15 Test-time compute and small language models
This chapter covers
- Defining test-time compute
- Using the OptiLLM inference proxy for test-time compute with large and small language models
- Embedding test-time compute with open source SLMs
- Tuning an SLM to reason through GRPO for a specific domain
This chapter introduces the concept of test-time compute, and it surveys state-of-the-art SLMs and libraries. It also provides a complete commodity-hardware example, showing how you can apply the Group Relative Policy Optimization (GRPO) technique used to train the DeepSeek-R1 models to specialize an SLM for a given domain.
15.1 Test-time compute
Test-time compute (TTC) is a new concept for LLMs—it emerged in 2024 and refers to the computational resources a model uses at inference time to generate responses, allowing it to “think” further and spend more time exploring alternatives before answering.
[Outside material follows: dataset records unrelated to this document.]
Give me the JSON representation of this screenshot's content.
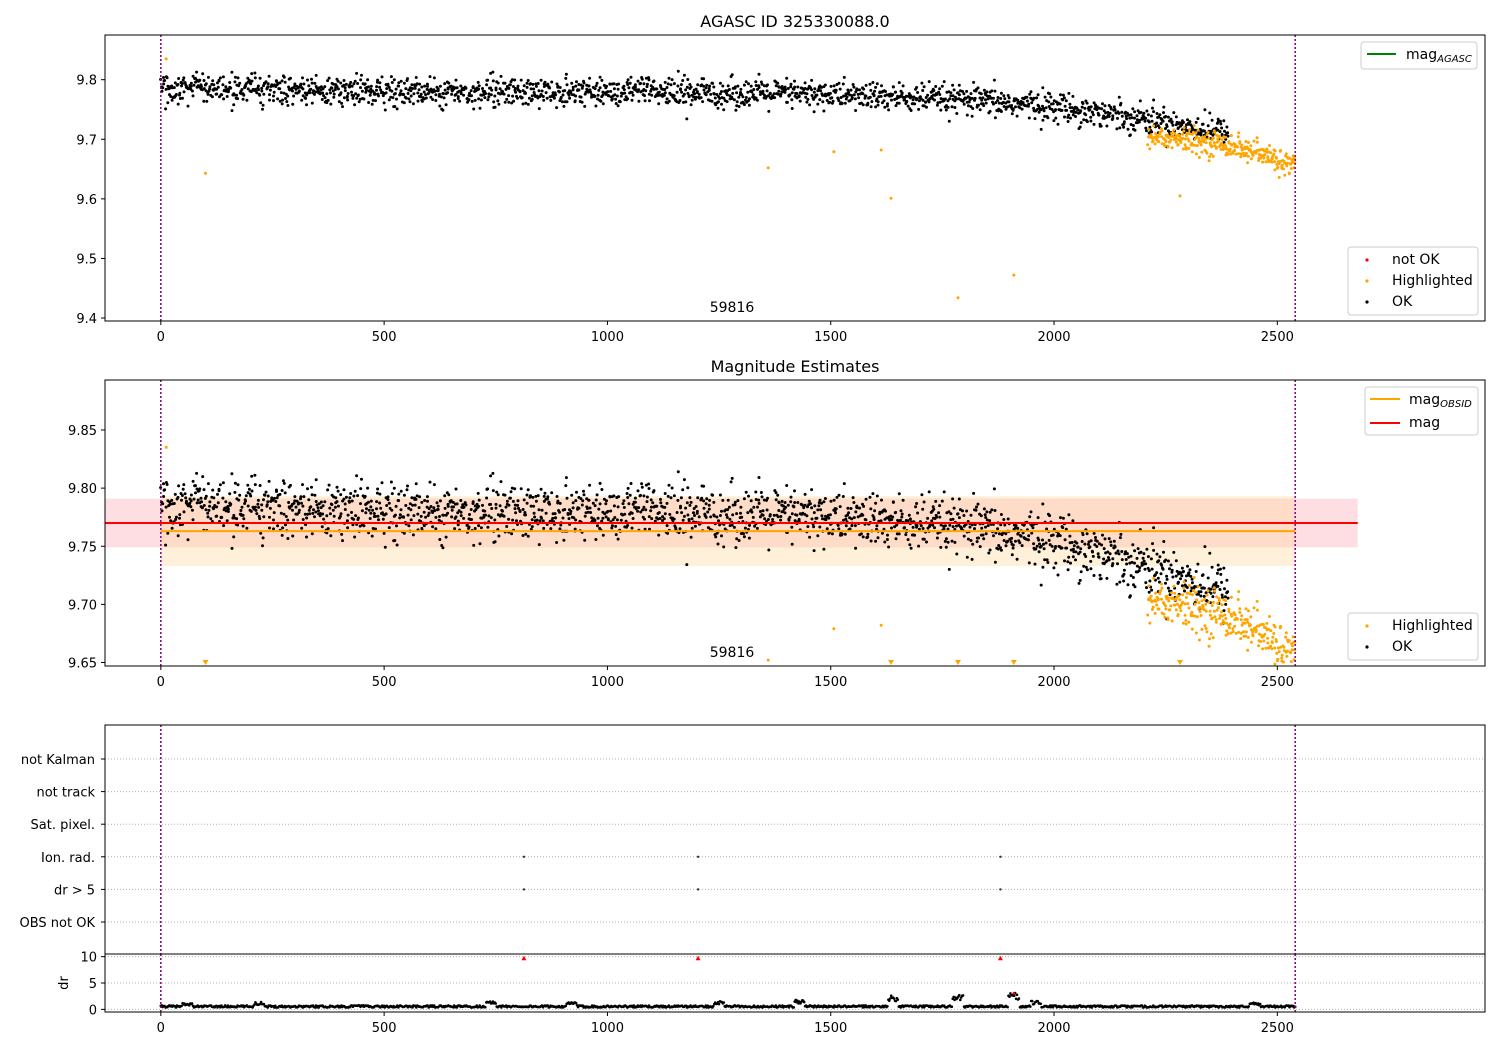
{
  "chart_data": [
    {
      "type": "scatter",
      "title": "AGASC ID 325330088.0",
      "xlim": [
        -125,
        2965
      ],
      "ylim": [
        9.395,
        9.875
      ],
      "xticks": [
        0,
        500,
        1000,
        1500,
        2000,
        2500
      ],
      "yticks": [
        9.4,
        9.5,
        9.6,
        9.7,
        9.8
      ],
      "ytick_labels": [
        "9.4",
        "9.5",
        "9.6",
        "9.7",
        "9.8"
      ],
      "vlines": [
        0,
        2540
      ],
      "annotation": {
        "text": "59816",
        "x": 1215,
        "y": 9.41
      },
      "legend_lines": [
        {
          "name": "mag_AGASC",
          "color": "#008000"
        }
      ],
      "legend_points": [
        {
          "name": "not OK",
          "color": "#ff0000"
        },
        {
          "name": "Highlighted",
          "color": "#ffa500"
        },
        {
          "name": "OK",
          "color": "#000000"
        }
      ],
      "series": [
        {
          "name": "OK",
          "color": "#000000",
          "trend": [
            [
              0,
              9.785
            ],
            [
              500,
              9.78
            ],
            [
              1000,
              9.78
            ],
            [
              1500,
              9.775
            ],
            [
              1800,
              9.765
            ],
            [
              2000,
              9.755
            ],
            [
              2200,
              9.735
            ],
            [
              2390,
              9.71
            ]
          ],
          "scatter": 0.012
        },
        {
          "name": "Highlighted",
          "color": "#ffa500",
          "trend": [
            [
              2210,
              9.705
            ],
            [
              2400,
              9.69
            ],
            [
              2540,
              9.655
            ]
          ],
          "scatter": 0.01,
          "outliers": [
            [
              12,
              9.835
            ],
            [
              100,
              9.643
            ],
            [
              1360,
              9.652
            ],
            [
              1507,
              9.679
            ],
            [
              1613,
              9.682
            ],
            [
              1635,
              9.601
            ],
            [
              1785,
              9.434
            ],
            [
              1910,
              9.472
            ],
            [
              2282,
              9.605
            ]
          ]
        }
      ]
    },
    {
      "type": "scatter",
      "title": "Magnitude Estimates",
      "xlim": [
        -125,
        2965
      ],
      "ylim": [
        9.647,
        9.893
      ],
      "xticks": [
        0,
        500,
        1000,
        1500,
        2000,
        2500
      ],
      "yticks": [
        9.65,
        9.7,
        9.75,
        9.8,
        9.85
      ],
      "ytick_labels": [
        "9.65",
        "9.70",
        "9.75",
        "9.80",
        "9.85"
      ],
      "vlines": [
        0,
        2540
      ],
      "annotation": {
        "text": "59816",
        "x": 1215,
        "y": 9.655
      },
      "bands": [
        {
          "name": "mag band",
          "color": "#ffb6c1",
          "x": [
            -125,
            2680
          ],
          "y": [
            9.749,
            9.791
          ]
        },
        {
          "name": "mag_OBSID band",
          "color": "#ffd9a0",
          "x": [
            0,
            2540
          ],
          "y": [
            9.733,
            9.793
          ]
        }
      ],
      "hlines": [
        {
          "name": "mag_OBSID",
          "color": "#ffa500",
          "y": 9.763,
          "x": [
            0,
            2540
          ]
        },
        {
          "name": "mag",
          "color": "#ff0000",
          "y": 9.77,
          "x": [
            -125,
            2680
          ]
        }
      ],
      "legend_lines": [
        {
          "name": "mag_OBSID",
          "color": "#ffa500"
        },
        {
          "name": "mag",
          "color": "#ff0000"
        }
      ],
      "legend_points": [
        {
          "name": "Highlighted",
          "color": "#ffa500"
        },
        {
          "name": "OK",
          "color": "#000000"
        }
      ],
      "clipped_markers_x": [
        100,
        1635,
        1785,
        1910,
        2282
      ],
      "series": [
        {
          "name": "OK",
          "color": "#000000",
          "trend": [
            [
              0,
              9.785
            ],
            [
              500,
              9.78
            ],
            [
              1000,
              9.78
            ],
            [
              1500,
              9.775
            ],
            [
              1800,
              9.765
            ],
            [
              2000,
              9.755
            ],
            [
              2200,
              9.735
            ],
            [
              2390,
              9.71
            ]
          ],
          "scatter": 0.012
        },
        {
          "name": "Highlighted",
          "color": "#ffa500",
          "trend": [
            [
              2210,
              9.705
            ],
            [
              2400,
              9.69
            ],
            [
              2540,
              9.655
            ]
          ],
          "scatter": 0.01,
          "outliers": [
            [
              12,
              9.835
            ],
            [
              1360,
              9.652
            ],
            [
              1507,
              9.679
            ],
            [
              1613,
              9.682
            ]
          ]
        }
      ]
    },
    {
      "type": "scatter",
      "title": "",
      "xlim": [
        -125,
        2965
      ],
      "categories": [
        "not Kalman",
        "not track",
        "Sat. pixel.",
        "Ion. rad.",
        "dr > 5",
        "OBS not OK"
      ],
      "vlines": [
        0,
        2540
      ],
      "flag_points": [
        {
          "category": "Ion. rad.",
          "x": [
            813,
            1203,
            1880
          ]
        },
        {
          "category": "dr > 5",
          "x": [
            813,
            1203,
            1880
          ]
        }
      ]
    },
    {
      "type": "line",
      "title": "",
      "ylabel": "dr",
      "xlim": [
        -125,
        2965
      ],
      "ylim": [
        -0.5,
        10.5
      ],
      "xticks": [
        0,
        500,
        1000,
        1500,
        2000,
        2500
      ],
      "yticks": [
        0,
        5,
        10
      ],
      "ytick_labels": [
        "0",
        "5",
        "10"
      ],
      "vlines": [
        0,
        2540
      ],
      "red_markers": [
        [
          813,
          9.7
        ],
        [
          1203,
          9.7
        ],
        [
          1880,
          9.7
        ]
      ],
      "bumps": [
        [
          60,
          1.2
        ],
        [
          220,
          1.4
        ],
        [
          450,
          0.8
        ],
        [
          740,
          1.6
        ],
        [
          920,
          1.4
        ],
        [
          1250,
          1.6
        ],
        [
          1430,
          1.8
        ],
        [
          1640,
          2.6
        ],
        [
          1785,
          2.8
        ],
        [
          1910,
          3.1
        ],
        [
          1960,
          1.6
        ],
        [
          2450,
          1.3
        ]
      ]
    }
  ]
}
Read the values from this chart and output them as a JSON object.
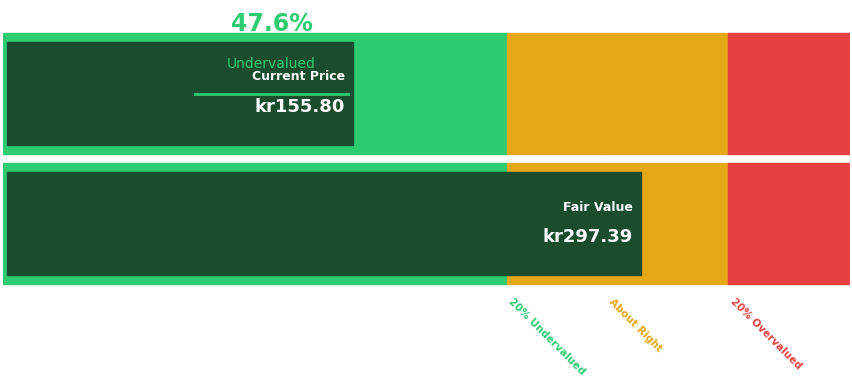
{
  "title_percentage": "47.6%",
  "title_label": "Undervalued",
  "current_price_label": "Current Price",
  "current_price_value": "kr155.80",
  "fair_value_label": "Fair Value",
  "fair_value_value": "kr297.39",
  "bottom_labels": [
    "20% Undervalued",
    "About Right",
    "20% Overvalued"
  ],
  "bottom_label_colors": [
    "#2ecc71",
    "#e6a817",
    "#e84040"
  ],
  "title_color": "#2ecc71",
  "line_color": "#2ecc71",
  "light_green": "#2ecc71",
  "dark_green_box": "#1a4d2e",
  "orange": "#e6a817",
  "red": "#e84040",
  "current_price_val": 155.8,
  "fair_value_val": 297.39,
  "total_max": 416.87,
  "seg1_val": 247.83,
  "seg2_val": 297.39,
  "seg3_val": 356.87,
  "figsize": [
    8.53,
    3.8
  ],
  "dpi": 100
}
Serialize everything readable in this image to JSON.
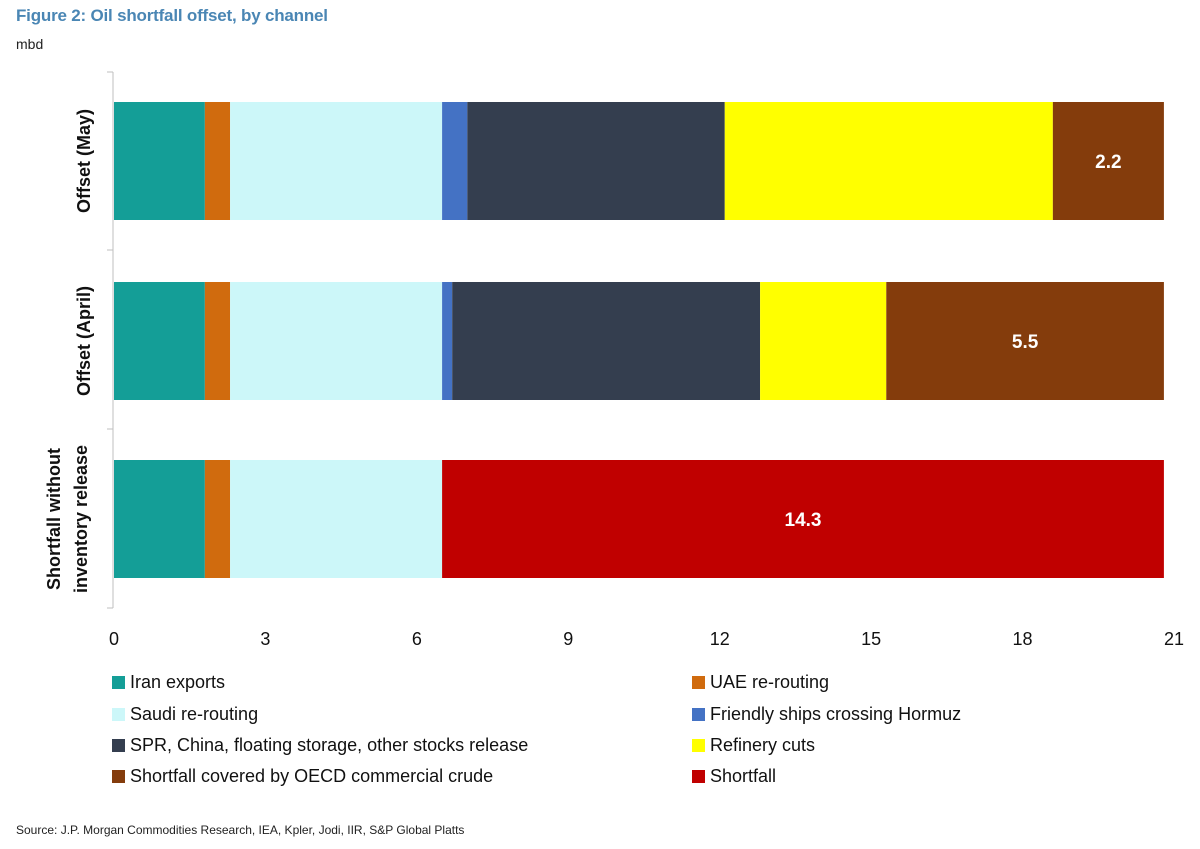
{
  "figure_title": "Figure 2: Oil shortfall offset, by channel",
  "unit_label": "mbd",
  "source": "Source: J.P. Morgan Commodities Research, IEA, Kpler, Jodi, IIR, S&P Global Platts",
  "chart_data": {
    "type": "bar",
    "orientation": "horizontal",
    "stacked": true,
    "title": "Figure 2: Oil shortfall offset, by channel",
    "ylabel": "mbd",
    "xlim": [
      0,
      21
    ],
    "xticks": [
      0,
      3,
      6,
      9,
      12,
      15,
      18,
      21
    ],
    "grid": false,
    "legend_position": "bottom",
    "categories": [
      "Offset (May)",
      "Offset (April)",
      "Shortfall without inventory release"
    ],
    "category_label_lines": [
      [
        "Offset (May)"
      ],
      [
        "Offset (April)"
      ],
      [
        "Shortfall without",
        "inventory release"
      ]
    ],
    "series": [
      {
        "name": "Iran exports",
        "color": "#149e97",
        "values": [
          1.8,
          1.8,
          1.8
        ]
      },
      {
        "name": "UAE re-routing",
        "color": "#d06b0e",
        "values": [
          0.5,
          0.5,
          0.5
        ]
      },
      {
        "name": "Saudi re-routing",
        "color": "#ccf7f9",
        "values": [
          4.2,
          4.2,
          4.2
        ]
      },
      {
        "name": "Friendly ships crossing Hormuz",
        "color": "#4472c4",
        "values": [
          0.5,
          0.2,
          0
        ]
      },
      {
        "name": "SPR, China, floating storage, other stocks release",
        "color": "#343e4f",
        "values": [
          5.1,
          6.1,
          0
        ]
      },
      {
        "name": "Refinery cuts",
        "color": "#ffff00",
        "values": [
          6.5,
          2.5,
          0
        ]
      },
      {
        "name": "Shortfall covered by OECD commercial crude",
        "color": "#843c0c",
        "values": [
          2.2,
          5.5,
          0
        ]
      },
      {
        "name": "Shortfall",
        "color": "#c00000",
        "values": [
          0,
          0,
          14.3
        ]
      }
    ],
    "data_labels": [
      {
        "category": "Offset (May)",
        "series": "Shortfall covered by OECD commercial crude",
        "text": "2.2"
      },
      {
        "category": "Offset (April)",
        "series": "Shortfall covered by OECD commercial crude",
        "text": "5.5"
      },
      {
        "category": "Shortfall without inventory release",
        "series": "Shortfall",
        "text": "14.3"
      }
    ],
    "legend_order": [
      0,
      1,
      2,
      3,
      4,
      5,
      6,
      7
    ]
  }
}
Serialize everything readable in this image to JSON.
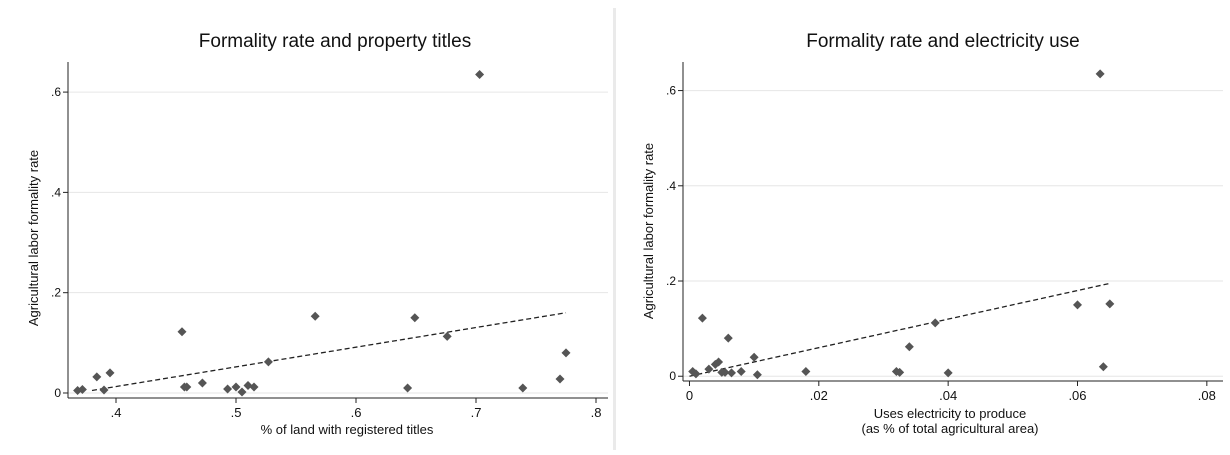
{
  "chart_data": [
    {
      "type": "scatter",
      "title": "Formality rate and property titles",
      "xlabel": "% of land with registered titles",
      "xlabel2": "",
      "ylabel": "Agricultural labor formality rate",
      "xlim": [
        0.36,
        0.81
      ],
      "ylim": [
        -0.01,
        0.66
      ],
      "x_ticks": [
        0.4,
        0.5,
        0.6,
        0.7,
        0.8
      ],
      "x_tick_labels": [
        ".4",
        ".5",
        ".6",
        ".7",
        ".8"
      ],
      "y_ticks": [
        0,
        0.2,
        0.4,
        0.6
      ],
      "y_tick_labels": [
        "0",
        ".2",
        ".4",
        ".6"
      ],
      "grid": true,
      "points": [
        [
          0.368,
          0.005
        ],
        [
          0.372,
          0.007
        ],
        [
          0.384,
          0.032
        ],
        [
          0.39,
          0.006
        ],
        [
          0.395,
          0.04
        ],
        [
          0.455,
          0.122
        ],
        [
          0.457,
          0.012
        ],
        [
          0.459,
          0.012
        ],
        [
          0.472,
          0.02
        ],
        [
          0.493,
          0.008
        ],
        [
          0.5,
          0.012
        ],
        [
          0.505,
          0.002
        ],
        [
          0.51,
          0.015
        ],
        [
          0.515,
          0.012
        ],
        [
          0.527,
          0.062
        ],
        [
          0.566,
          0.153
        ],
        [
          0.643,
          0.01
        ],
        [
          0.649,
          0.15
        ],
        [
          0.676,
          0.113
        ],
        [
          0.703,
          0.635
        ],
        [
          0.739,
          0.01
        ],
        [
          0.77,
          0.028
        ],
        [
          0.775,
          0.08
        ]
      ],
      "fit_line": [
        [
          0.38,
          0.005
        ],
        [
          0.775,
          0.16
        ]
      ]
    },
    {
      "type": "scatter",
      "title": "Formality rate and electricity use",
      "xlabel": "Uses electricity to produce",
      "xlabel2": "(as % of total agricultural area)",
      "ylabel": "Agricultural labor formality rate",
      "xlim": [
        -0.001,
        0.0825
      ],
      "ylim": [
        -0.01,
        0.66
      ],
      "x_ticks": [
        0,
        0.02,
        0.04,
        0.06,
        0.08
      ],
      "x_tick_labels": [
        "0",
        ".02",
        ".04",
        ".06",
        ".08"
      ],
      "y_ticks": [
        0,
        0.2,
        0.4,
        0.6
      ],
      "y_tick_labels": [
        "0",
        ".2",
        ".4",
        ".6"
      ],
      "grid": true,
      "points": [
        [
          0.0005,
          0.01
        ],
        [
          0.001,
          0.005
        ],
        [
          0.002,
          0.122
        ],
        [
          0.003,
          0.015
        ],
        [
          0.004,
          0.025
        ],
        [
          0.0045,
          0.03
        ],
        [
          0.005,
          0.008
        ],
        [
          0.0055,
          0.008
        ],
        [
          0.006,
          0.08
        ],
        [
          0.0065,
          0.007
        ],
        [
          0.008,
          0.01
        ],
        [
          0.01,
          0.04
        ],
        [
          0.0105,
          0.003
        ],
        [
          0.018,
          0.01
        ],
        [
          0.032,
          0.01
        ],
        [
          0.0325,
          0.008
        ],
        [
          0.034,
          0.062
        ],
        [
          0.038,
          0.112
        ],
        [
          0.04,
          0.007
        ],
        [
          0.06,
          0.15
        ],
        [
          0.0635,
          0.635
        ],
        [
          0.064,
          0.02
        ],
        [
          0.065,
          0.152
        ]
      ],
      "fit_line": [
        [
          0.0,
          0.0
        ],
        [
          0.065,
          0.195
        ]
      ]
    }
  ]
}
The idea is especially useful for difficult tasks where even large models can struggle, such as math, logic, and coding. With TTC, a model can dynamically increase its “reasoning” time during inference, using search methods such as beam search or tree-based exploration (like Monte Carlo tree search) to explore multiple candidate outputs within a compute budget. It can then score those candidates and pick the best one or even execute generated code and check for errors. The tradeoff is simple: more “thinking” time can improve accuracy, but it increases compute costs.